The seeds of the current gashapon craze were sown in 2012, when the toy manufacturer Kitan Club set off a frenzy with Fuchiko. Fuchiko is a Japanese female office worker (known as an OL or office lady) simple and retro Little lady in uniform. Who can perch on the edge of the glass.

Mondo Furuya, CEO of Kitan Club, said that the success of this toy has prompted more than 20 small manufacturers to enter the market dominated by two large manufacturers, Bandai and Takara Tomy.

Most new entrants have created products that are attractive to adults.

Popular toys used to sell more than one million pieces. Now, the competition is so fierce that anything over 100,000 is a real success.

In an interview at the company's headquarters in central Tokyo, Furuya said that the new producer "seems to always mistakenly believe that we make a lot of money" and that employees will brainstorm here every month.

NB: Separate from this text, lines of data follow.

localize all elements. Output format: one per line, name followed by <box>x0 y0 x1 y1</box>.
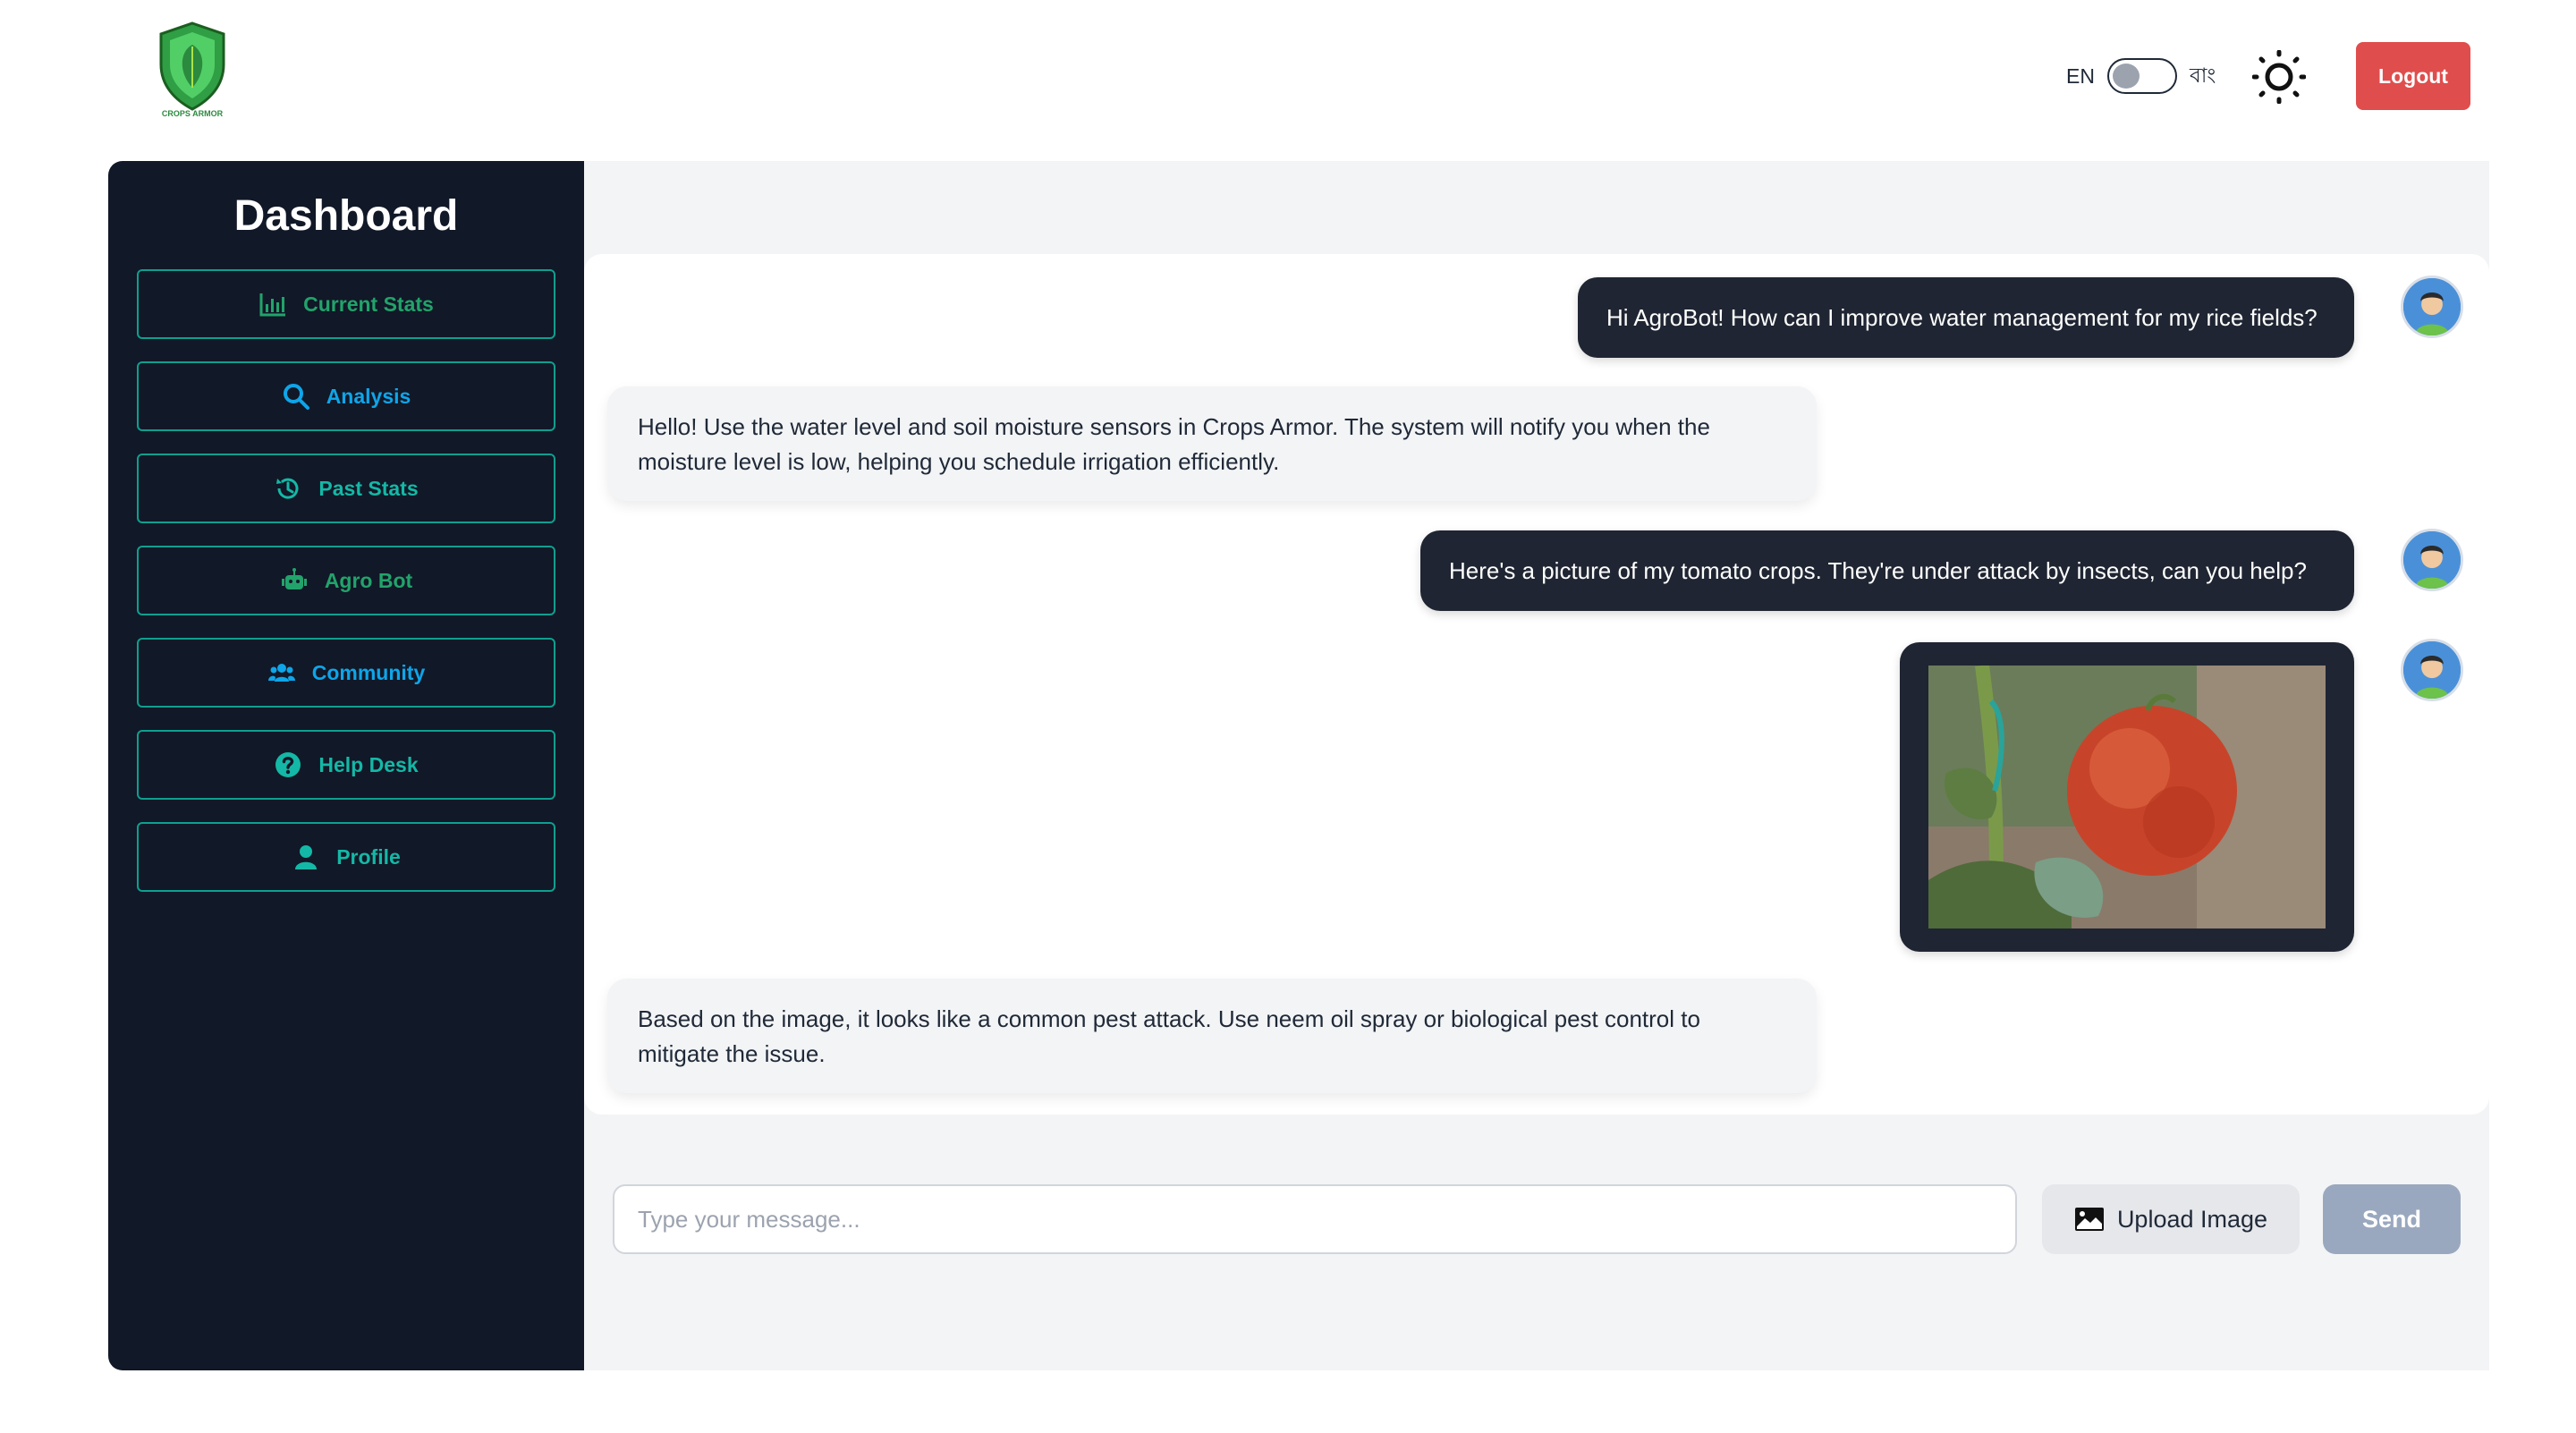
user-message: Hi AgroBot! How can I improve water mana… <box>1578 277 2354 358</box>
bar-chart-icon <box>259 293 286 317</box>
user-icon <box>295 845 318 869</box>
user-avatar <box>2401 276 2463 338</box>
sidebar-item-label: Community <box>311 660 426 684</box>
avatar-icon <box>2403 531 2461 589</box>
users-icon <box>267 664 295 682</box>
sidebar-item-analysis[interactable]: Analysis <box>137 361 555 431</box>
lang-bn-label: বাং <box>2189 63 2216 87</box>
sidebar-item-label: Help Desk <box>318 752 419 776</box>
sidebar-item-profile[interactable]: Profile <box>137 822 555 892</box>
top-header: CROPS ARMOR EN বাং Logout <box>0 0 2576 152</box>
sidebar-item-label: Past Stats <box>318 476 419 500</box>
sidebar-title: Dashboard <box>233 192 459 240</box>
tomato-crop-photo[interactable] <box>1928 665 2326 929</box>
language-toggle: EN বাং <box>2066 55 2216 97</box>
bot-message: Based on the image, it looks like a comm… <box>607 979 1817 1093</box>
question-icon <box>275 752 301 777</box>
message-text: Hello! Use the water level and soil mois… <box>638 413 1710 475</box>
user-message: Here's a picture of my tomato crops. The… <box>1420 530 2354 611</box>
language-switch[interactable] <box>2106 58 2177 94</box>
sidebar-item-current-stats[interactable]: Current Stats <box>137 269 555 339</box>
upload-image-button[interactable]: Upload Image <box>2042 1184 2300 1254</box>
avatar-icon <box>2403 641 2461 699</box>
lang-en-label: EN <box>2066 64 2095 88</box>
sidebar-item-community[interactable]: Community <box>137 638 555 708</box>
logo-text: CROPS ARMOR <box>162 109 224 118</box>
search-icon <box>283 384 309 410</box>
sidebar-item-label: Agro Bot <box>324 568 413 592</box>
sun-icon[interactable] <box>2252 50 2306 104</box>
user-avatar <box>2401 529 2463 591</box>
robot-icon <box>281 568 307 589</box>
sidebar-item-agro-bot[interactable]: Agro Bot <box>137 546 555 615</box>
bot-message: Hello! Use the water level and soil mois… <box>607 386 1817 501</box>
avatar-icon <box>2403 278 2461 335</box>
message-text: Based on the image, it looks like a comm… <box>638 1005 1700 1067</box>
chat-window: Hi AgroBot! How can I improve water mana… <box>584 254 2489 1115</box>
image-icon <box>2074 1208 2104 1231</box>
upload-image-label: Upload Image <box>2116 1205 2268 1233</box>
message-text: Here's a picture of my tomato crops. The… <box>1449 556 2307 584</box>
switch-knob <box>2112 64 2140 89</box>
sidebar-item-past-stats[interactable]: Past Stats <box>137 454 555 523</box>
message-composer: Upload Image Send <box>584 1161 2489 1276</box>
user-avatar <box>2401 639 2463 701</box>
message-text: Hi AgroBot! How can I improve water mana… <box>1606 303 2318 331</box>
send-button[interactable]: Send <box>2323 1184 2461 1254</box>
sidebar-item-label: Analysis <box>326 384 411 408</box>
main-panel: Hi AgroBot! How can I improve water mana… <box>584 161 2489 1370</box>
user-image-message <box>1900 642 2354 952</box>
sidebar-item-label: Current Stats <box>303 292 434 316</box>
history-icon <box>276 478 299 499</box>
sidebar: Dashboard Current Stats Analysis Past St… <box>108 161 584 1370</box>
sidebar-item-help-desk[interactable]: Help Desk <box>137 730 555 800</box>
message-input[interactable] <box>613 1184 2017 1254</box>
crops-armor-logo[interactable]: CROPS ARMOR <box>152 20 233 118</box>
logout-button[interactable]: Logout <box>2356 42 2470 110</box>
sidebar-item-label: Profile <box>336 844 401 869</box>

The office is a sacred place for fancy ideas, designed like a Japanese school building, filled with toys and handicrafts that seem to be looted from pirate caves.

The entrance hall is filled with the company's gashapon series, including a pile of lumpy, discolored allergens-mainly different kinds of pollen.

A spokeswoman said that the line had failed.

The company’s perfectionism means that it is losing money on early products — Fuchiko’s elbow sockets are hand-painted, which is a detail that most people will never notice — but over the years, it has learned to not sacrifice quality The situation drops and the cost is low.

Nonetheless, these toys are still a labor of love — high-end licensed toys for adult collectors — to subsidize their capsule business.

Keita Nishimura, CEO of another gashapon maker Toys Spirits, described the process of designing toys as a semi-art and semi-engineering challenge.

This is a three-dimensional haiku defined by price (cheaper enough to sell for a few coins) and size (capsules are usually about two inches wide).

In Toys Spirits, the focus is on available items. Recent hot products include water coolers that dispense ant-sized droplets and ice shaver machines that make real shaved ice-syrup is not included.

In order to seek the greatest degree of authenticity, both of Nishimura’s toys have obtained kitchen safety certification from the Japanese Food Safety Regulatory Agency.

He said that doing big things is easy, but doing small things is difficult.

Three years ago, he quit his job in a leading company producing high-end toys to meet the challenge.

Although Nishimura dresses like a Japanese salaryman, when he describes his job, he sounds like Willie Wonka-every empty capsule is a purely imagined world.

"I spent a lot of energy to make each one," he said. "I just keep trying to squeeze some wonderful things in it, something that makes you dream."